レブロンやカイリーとともに黄金期を支えたキャブズに復帰
トリスタン・トンプソンがキャバリアーズに戻って来た。2011年のNBAドラフトでキャバリアーズは全体1位でカイリー・アービングを、4位でトンプソンを指名。レブロン・ジェームズがヒートへと去り、東カンファレンス最下位に終わった前シーズンからのV字回復を期していた。
カイリーほどではないにせよ、トンプソンもルーキーイヤーから主力として活躍。2年目と3年目には82試合フル出場を果たし、4年目にはレブロン復帰が実現し、そこから4年連続でウォリアーズとNBAファイナルを戦うことになる。NBA優勝を果たした2015-16シーズンを筆頭に、そのすべてでトンプソンは主力としてチームを支えていた。
それでもキャブズの黄金期はレブロンとともに去った。レブロンが去った2年後の2020年に、トンプソンも9シーズンを過ごしたキャブズを離れた。
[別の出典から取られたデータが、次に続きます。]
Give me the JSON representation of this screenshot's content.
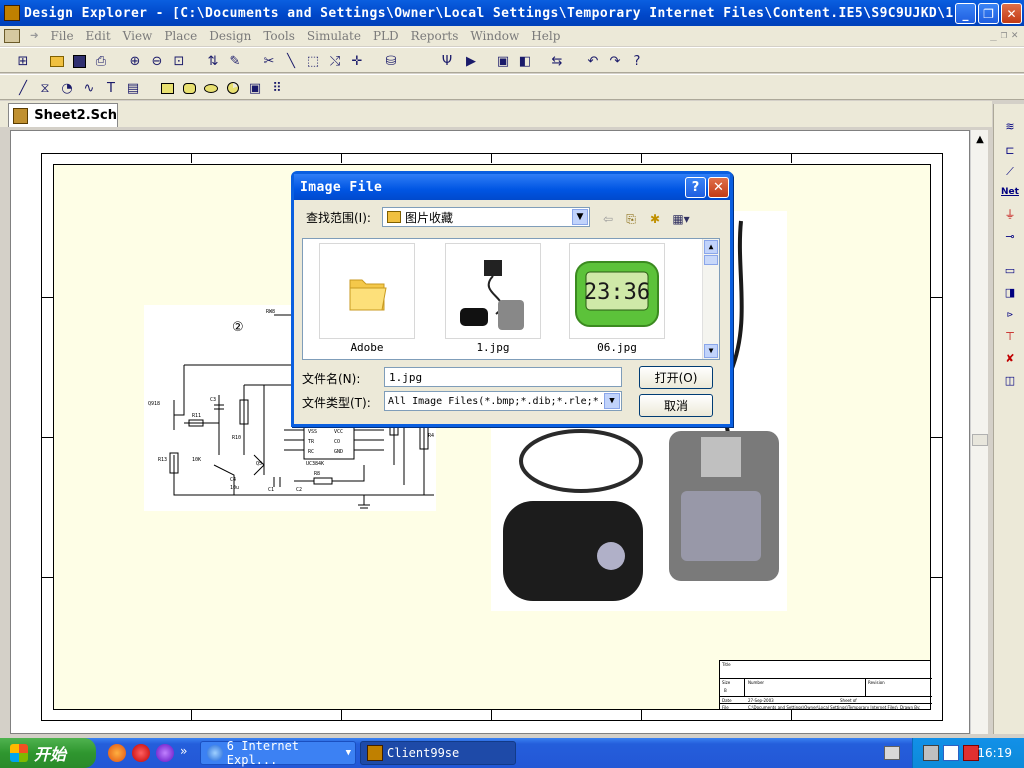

ここからのキャリアは苦難続き。セルティックス、キングス、ペイサーズ、ブルズと渡り歩くも結果を出せず、昨シーズンはついに契約がなくなった。3ポイントシュートを打たない彼は時代遅れの選手となりつつあり、ペイントエリア内だけでプレーするセンターとしては206cmとサイズが物足りないために、まだ32歳ではあったが評価を得られなかった。
シーズン終了間際に控えセンターを必要としていたレイカーズと契約を結び、プレーオフの5試合に出場したのが、昨シーズンの実績だった。オフになっても彼にオファーは届かない。それでもキャブズは、クラブ初の優勝に貢献した選手のことを忘れてはいない。ベテラン最低保証額ではあるが、トンプソンを3年ぶりに呼び戻した。
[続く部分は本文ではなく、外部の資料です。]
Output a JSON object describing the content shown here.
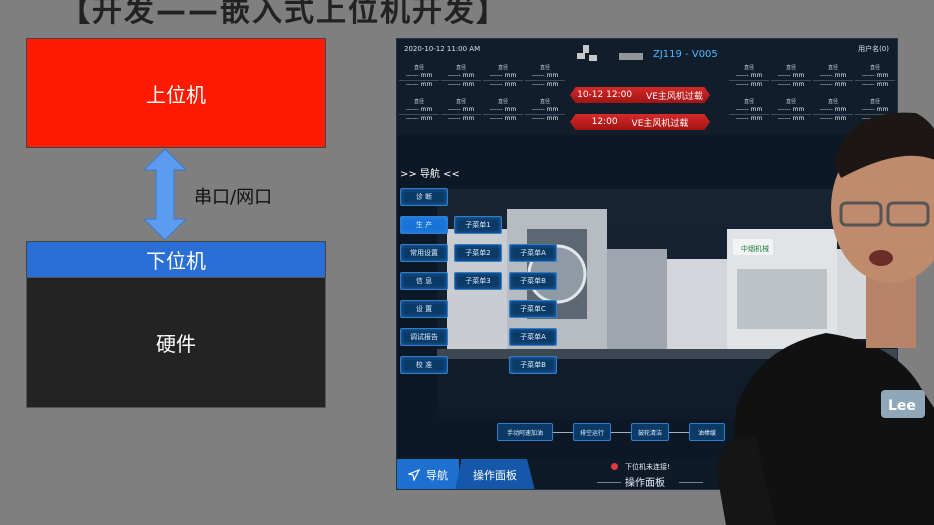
{
  "slide": {
    "title": "【开发——嵌入式上位机开发】",
    "upper_box": "上位机",
    "link_label": "串口/网口",
    "lower_box": "下位机",
    "hardware_box": "硬件"
  },
  "hmi": {
    "datetime": "2020-10-12 11:00 AM",
    "user": "用户名(0)",
    "model": "ZJ119 - V005",
    "gauge_label": "直径",
    "gauge_value": "------ mm",
    "alarms": [
      {
        "time": "10-12 12:00",
        "text": "VE主风机过载"
      },
      {
        "time": "12:00",
        "text": "VE主风机过载"
      }
    ],
    "nav_title": ">> 导航 <<",
    "nav_buttons": [
      "诊 断",
      "生 产",
      "常用设置",
      "信 息",
      "设 置",
      "调试报告",
      "校 准"
    ],
    "submenu_col1": [
      "子菜单1",
      "子菜单2",
      "子菜单3"
    ],
    "submenu_col2": [
      "子菜单A",
      "子菜单B",
      "子菜单C",
      "子菜单A",
      "子菜单B"
    ],
    "flow_buttons": [
      "手动阿速加油",
      "排空运行",
      "鼓轮清洁",
      "油棒缓"
    ],
    "status_text": "下位机未连接!",
    "tab_nav": "导航",
    "tab_operation": "操作面板",
    "panel_label": "操作面板",
    "machine_brand": "中烟机械",
    "colors": {
      "accent": "#1d6fd0",
      "alarm": "#d42a2a",
      "model": "#49b8ff"
    }
  },
  "presenter": {
    "shirt_logo": "Lee"
  }
}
若いタレントがイキイキと活躍するキャブズで今のトンプソンが主力としてプレーするとは考えづらい。だが、キャブズはプレーオフのファーストラウンドでニックスに完敗を喫した。スキルがあってバスケIQが高くとも、若いチームには経験が足りず、レギュラーシーズンとは1段階も2段階もフィジカルなバスケになったことに対応できなかった。そこを補う選手として、トンプソンは価値を発揮できる。
トンプソンはまず、ゴール下の肉弾戦で今もNBAのトップレベルを張れる身体能力を維持していることを証明しなければならない。レイカーズでの数試合のプレーは素晴らしいものだったが、サンプル数が少ない。あのパフォーマンスを安定して発揮できるのであれば、平均10分でも継続的にプレータイムを得て、エバン・モーブリーとジャレット・アレンに『戦う気概』を教えられる。
そうでなければ? 彼の契約はベテラン最低保証額の320万ドル(約4億5000万円)だが、保証されているのは22万5000ドル(約3000万円)のみで、通用しないと判断すればすぐにカットできる。ここで解雇されれば、トンプソンのNBAキャリアはいよいよ終わる。トンプソンとしては、モチベーションには事欠かないはずだ。